本来であれば1番コスパの良い魔石を最奥に詰め込むのだが、ヤミの奥の手では魔石を使うので、バックパック側面に取り付けた別のケースや、【キャットフィッシュ】の中に収納していた。
「──これで良し。この階層の奥に、ミドルボスがいます。今日はそれを倒して帰還します。……まぁ、もしもミドルボスが他の探索者に倒されていたら、今日は帰還します。残念ですけどね」
『おっけー、頑張れ!』『ミドルボスがいると良いね〜』『ボコボコにしてやろうぜ』
「──あっ、はい!」
『同じ空間に転送される事なんて稀やんw』みたいなツッコミを期待して少しボケたのに、思った反応が返ってこなかったので、悲しさと応援された嬉しさとを混ぜた表情で、ヤミが返事をすると──。
「──ッ、」
迷宮の奥から、何かが聞こえた。
『何か聞こえた?』『人の声っぽかった』
それは常人であれば、それこそマイクが拾った様な微かな音。
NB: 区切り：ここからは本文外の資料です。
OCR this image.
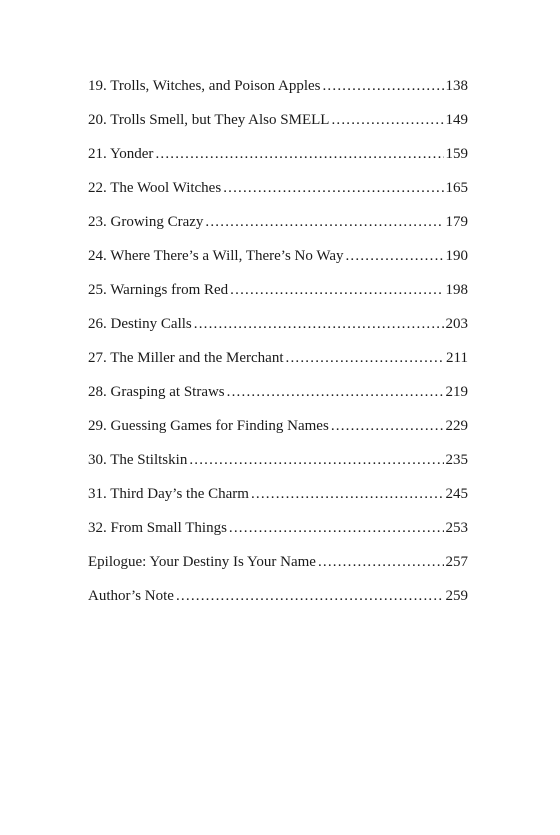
19. Trolls, Witches, and Poison Apples .....	138
20. Trolls Smell, but They Also SMELL .....	149
21. Yonder .....	159
22. The Wool Witches .....	165
23. Growing Crazy .....	179
24. Where There’s a Will, There’s No Way .....	190
25. Warnings from Red .....	198
26. Destiny Calls .....	203
27. The Miller and the Merchant .....	211
28. Grasping at Straws .....	219
29. Guessing Games for Finding Names .....	229
30. The Stiltskin .....	235
31. Third Day’s the Charm .....	245
32. From Small Things .....	253
Epilogue: Your Destiny Is Your Name .....	257
Author’s Note .....	259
しかし、ヤミの強化された聴覚は、確かに聞き取った。
それは、──人の悲鳴だった。
「うわぁぁぁっ!?」
「──ッ!」
その瞬間、地面を蹴り砕かんばかりに足を踏み込んだヤミは、全速力で駆け出した。
進行速度のギアを上げた。魔力の出し惜しみをする事なく、悲鳴のなる方へと駆け抜けた。